Question
a.A restaurant purchased its original supply of china, glassware and silver on January 1, 2020 at a cost of $630,000 on credit. The useful life
a.A restaurant purchased its original supply of china, glassware and silver on January 1, 2020 at a cost of $630,000 on credit. The useful life is estimated at five years and the salvage value is estimated at $330,000. The straight-line depreciation has been selected to depreciate the acquisition cost.On February 1, 2020 there was a cash purchase of replacement china, glassware and silver totalling $150,000. The restaurant's policy regarding the depreciation of china, glassware and silver is to capitalize the acquisition cost, depreciate on the basis of this cost, and charge the cost of any replacements to an expense account.
Journalize:
i.the entries to record the acquisition (2 marks)
ii.the depreciation as at January 31, 2020 (2 marks)
iii.the purchase of the replacement (Show Calculations) (5 Marks).

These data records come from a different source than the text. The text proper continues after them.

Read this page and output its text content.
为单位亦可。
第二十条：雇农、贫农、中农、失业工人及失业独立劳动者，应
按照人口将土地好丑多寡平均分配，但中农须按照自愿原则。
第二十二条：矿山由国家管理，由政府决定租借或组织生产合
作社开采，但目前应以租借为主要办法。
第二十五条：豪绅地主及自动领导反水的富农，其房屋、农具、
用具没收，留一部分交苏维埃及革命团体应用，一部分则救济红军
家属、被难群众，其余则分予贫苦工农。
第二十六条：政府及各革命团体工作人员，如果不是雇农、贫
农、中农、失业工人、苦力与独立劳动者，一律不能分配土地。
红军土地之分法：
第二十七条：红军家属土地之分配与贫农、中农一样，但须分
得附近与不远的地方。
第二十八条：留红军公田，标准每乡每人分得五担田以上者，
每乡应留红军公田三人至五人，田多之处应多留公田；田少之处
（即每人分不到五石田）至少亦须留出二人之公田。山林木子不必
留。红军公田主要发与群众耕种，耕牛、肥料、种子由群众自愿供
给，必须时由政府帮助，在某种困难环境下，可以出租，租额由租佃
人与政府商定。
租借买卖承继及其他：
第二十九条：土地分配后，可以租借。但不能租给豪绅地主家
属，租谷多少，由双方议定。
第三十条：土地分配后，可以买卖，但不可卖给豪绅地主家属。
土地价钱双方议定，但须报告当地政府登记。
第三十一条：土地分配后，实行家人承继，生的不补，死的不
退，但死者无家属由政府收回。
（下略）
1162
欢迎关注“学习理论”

b.On June 1, 2020, a restaurant purchased a stove that had a list price of $4,000,000 and agreed to pay the following charges: freight charge - $100,000, special wiring - $70,000 and installation - $45,000. After the installation, the stove handle broke and had to be replaced for $20,000 at the Restaurant's expense. All transactions were by cash.
Required
i.What should the acquisition cost for the Stove be? (3 marks).
ii.A journal entry to record the transaction (3 marks).
iii.Did you treat the repairs as a capital expenditure or as a revenue expenditure? (1 mark)
iv.What is the difference between Capital and Revenue Expenditure (4 marks)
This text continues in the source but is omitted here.